Pourquoi l’autogestion a-t-elle fait long feu ? Il y a à cela des raisons endogènes : les paysans et ouvriers n’avaient pas la formation qui leur aurait permis de mettre les directeurs appointés par l’État au service de leurs intérêts, et ceux-ci devinrent vite seuls maîtres à bord. L’autogestion a aussi été victime de promesses non tenues : les prêts qui avaient été annoncés ne sont jamais venus. Enfin, le pouvoir fut totalement détenu à partir de l’éviction de Ben Bella par l’armée, dont le principe de fonctionnement a peu à voir avec la logique de l’autogestion.
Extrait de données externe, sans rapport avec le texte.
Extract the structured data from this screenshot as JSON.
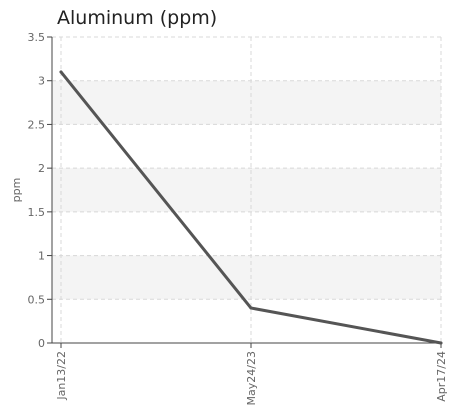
{
  "chart_data": {
    "type": "line",
    "title": "Aluminum (ppm)",
    "xlabel": "",
    "ylabel": "ppm",
    "x": [
      "Jan13/22",
      "May24/23",
      "Apr17/24"
    ],
    "series": [
      {
        "values": [
          3.1,
          0.4,
          0.0
        ]
      }
    ],
    "ylim": [
      0,
      3.5
    ],
    "yticks": [
      "0",
      "0.5",
      "1",
      "1.5",
      "2",
      "2.5",
      "3",
      "3.5"
    ],
    "grid": true,
    "legend": "none",
    "colors": {
      "line": "#555555",
      "band": "#f4f4f4",
      "grid": "#d8d8d8",
      "axis": "#444444"
    }
  }
}
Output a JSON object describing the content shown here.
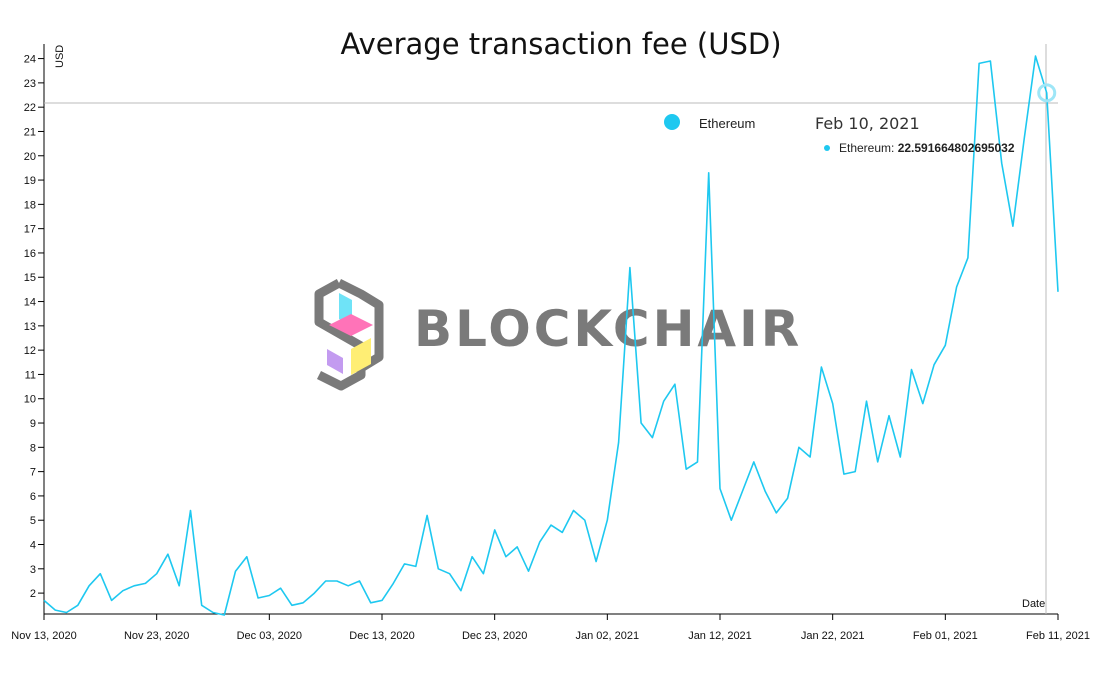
{
  "colors": {
    "series": "#1ec8f0",
    "axis": "#000000",
    "crosshair": "#bbbbbb",
    "watermark": "#7a7a7a"
  },
  "watermark": {
    "text": "BLOCKCHAIR"
  },
  "tooltip": {
    "date": "Feb 10, 2021",
    "series_label": "Ethereum:",
    "value": "22.591664802695032"
  },
  "chart_data": {
    "type": "line",
    "title": "Average transaction fee (USD)",
    "ylabel": "USD",
    "xlabel": "Date",
    "ylim": [
      1.14,
      24.6
    ],
    "xlim": [
      "2020-11-13",
      "2021-02-11"
    ],
    "y_ticks": [
      2,
      3,
      4,
      5,
      6,
      7,
      8,
      9,
      10,
      11,
      12,
      13,
      14,
      15,
      16,
      17,
      18,
      19,
      20,
      21,
      22,
      23,
      24
    ],
    "x_ticks": [
      {
        "date": "2020-11-13",
        "label": "Nov 13, 2020"
      },
      {
        "date": "2020-11-23",
        "label": "Nov 23, 2020"
      },
      {
        "date": "2020-12-03",
        "label": "Dec 03, 2020"
      },
      {
        "date": "2020-12-13",
        "label": "Dec 13, 2020"
      },
      {
        "date": "2020-12-23",
        "label": "Dec 23, 2020"
      },
      {
        "date": "2021-01-02",
        "label": "Jan 02, 2021"
      },
      {
        "date": "2021-01-12",
        "label": "Jan 12, 2021"
      },
      {
        "date": "2021-01-22",
        "label": "Jan 22, 2021"
      },
      {
        "date": "2021-02-01",
        "label": "Feb 01, 2021"
      },
      {
        "date": "2021-02-11",
        "label": "Feb 11, 2021"
      }
    ],
    "legend": {
      "position": "top-right"
    },
    "grid": false,
    "series": [
      {
        "name": "Ethereum",
        "x": [
          "2020-11-13",
          "2020-11-14",
          "2020-11-15",
          "2020-11-16",
          "2020-11-17",
          "2020-11-18",
          "2020-11-19",
          "2020-11-20",
          "2020-11-21",
          "2020-11-22",
          "2020-11-23",
          "2020-11-24",
          "2020-11-25",
          "2020-11-26",
          "2020-11-27",
          "2020-11-28",
          "2020-11-29",
          "2020-11-30",
          "2020-12-01",
          "2020-12-02",
          "2020-12-03",
          "2020-12-04",
          "2020-12-05",
          "2020-12-06",
          "2020-12-07",
          "2020-12-08",
          "2020-12-09",
          "2020-12-10",
          "2020-12-11",
          "2020-12-12",
          "2020-12-13",
          "2020-12-14",
          "2020-12-15",
          "2020-12-16",
          "2020-12-17",
          "2020-12-18",
          "2020-12-19",
          "2020-12-20",
          "2020-12-21",
          "2020-12-22",
          "2020-12-23",
          "2020-12-24",
          "2020-12-25",
          "2020-12-26",
          "2020-12-27",
          "2020-12-28",
          "2020-12-29",
          "2020-12-30",
          "2020-12-31",
          "2021-01-01",
          "2021-01-02",
          "2021-01-03",
          "2021-01-04",
          "2021-01-05",
          "2021-01-06",
          "2021-01-07",
          "2021-01-08",
          "2021-01-09",
          "2021-01-10",
          "2021-01-11",
          "2021-01-12",
          "2021-01-13",
          "2021-01-14",
          "2021-01-15",
          "2021-01-16",
          "2021-01-17",
          "2021-01-18",
          "2021-01-19",
          "2021-01-20",
          "2021-01-21",
          "2021-01-22",
          "2021-01-23",
          "2021-01-24",
          "2021-01-25",
          "2021-01-26",
          "2021-01-27",
          "2021-01-28",
          "2021-01-29",
          "2021-01-30",
          "2021-01-31",
          "2021-02-01",
          "2021-02-02",
          "2021-02-03",
          "2021-02-04",
          "2021-02-05",
          "2021-02-06",
          "2021-02-07",
          "2021-02-08",
          "2021-02-09",
          "2021-02-10",
          "2021-02-11"
        ],
        "values": [
          1.7,
          1.3,
          1.2,
          1.5,
          2.3,
          2.8,
          1.7,
          2.1,
          2.3,
          2.4,
          2.8,
          3.6,
          2.3,
          5.4,
          1.5,
          1.2,
          1.1,
          2.9,
          3.5,
          1.8,
          1.9,
          2.2,
          1.5,
          1.6,
          2.0,
          2.5,
          2.5,
          2.3,
          2.5,
          1.6,
          1.7,
          2.4,
          3.2,
          3.1,
          5.2,
          3.0,
          2.8,
          2.1,
          3.5,
          2.8,
          4.6,
          3.5,
          3.9,
          2.9,
          4.1,
          4.8,
          4.5,
          5.4,
          5.0,
          3.3,
          5.0,
          8.2,
          15.4,
          9.0,
          8.4,
          9.9,
          10.6,
          7.1,
          7.4,
          19.3,
          6.3,
          5.0,
          6.2,
          7.4,
          6.2,
          5.3,
          5.9,
          8.0,
          7.6,
          11.3,
          9.8,
          6.9,
          7.0,
          9.9,
          7.4,
          9.3,
          7.6,
          11.2,
          9.8,
          11.4,
          12.2,
          14.6,
          15.8,
          23.8,
          23.9,
          19.7,
          17.1,
          20.7,
          24.1,
          22.59,
          14.4
        ]
      }
    ]
  }
}
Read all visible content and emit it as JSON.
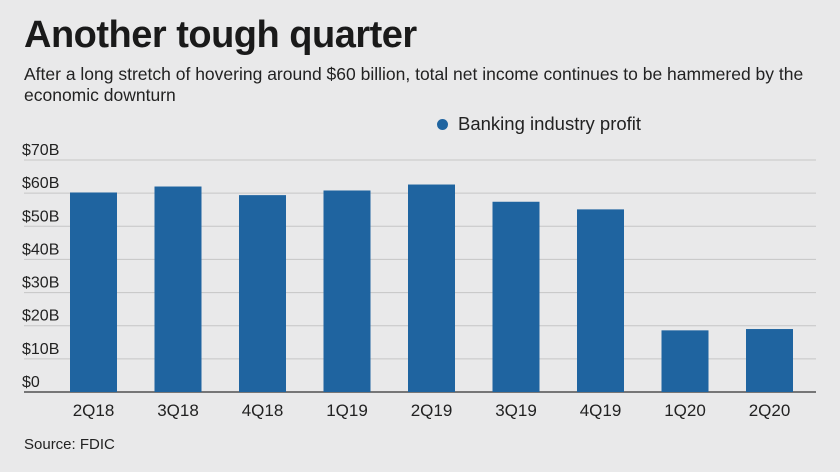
{
  "header": {
    "title": "Another tough quarter",
    "subtitle": "After a long stretch of hovering around $60 billion, total net income continues to be hammered by the economic downturn"
  },
  "legend": {
    "label": "Banking industry profit"
  },
  "footer": {
    "source": "Source: FDIC"
  },
  "colors": {
    "bar": "#1f64a0",
    "grid": "#c6c6c6",
    "baseline": "#333333"
  },
  "chart_data": {
    "type": "bar",
    "categories": [
      "2Q18",
      "3Q18",
      "4Q18",
      "1Q19",
      "2Q19",
      "3Q19",
      "4Q19",
      "1Q20",
      "2Q20"
    ],
    "series": [
      {
        "name": "Banking industry profit",
        "values": [
          60.2,
          62.0,
          59.4,
          60.8,
          62.6,
          57.4,
          55.1,
          18.6,
          19.0
        ]
      }
    ],
    "ylim": [
      0,
      70
    ],
    "yticks": [
      0,
      10,
      20,
      30,
      40,
      50,
      60,
      70
    ],
    "ytick_labels": [
      "$0",
      "$10B",
      "$20B",
      "$30B",
      "$40B",
      "$50B",
      "$60B",
      "$70B"
    ],
    "grid": true,
    "legend_position": "top-right"
  }
}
« Algérie du possible » donne la parole à de nombreux témoins des événements, à commencer par Ahmed Ben Bella lui-même, qui fut interviewé avant sa mort survenue en 2009. Le film laisse un goût amer. Peu importe au fond si Yves Mathieu a été victime d’un assassinat. Les idées qu’il défendait étaient déjà moribondes : le rêve d’une Algérie autosuffisante sur le plan alimentaire grâce à ses paysans et exportatrice vers l’Afrique noire grâce à ses ouvriers autogérés ne s’est pas réalisé. Le pays est devenu de plus en plus dépendant de la rente des hydrocarbures, largement confisquée par la classe dirigeante.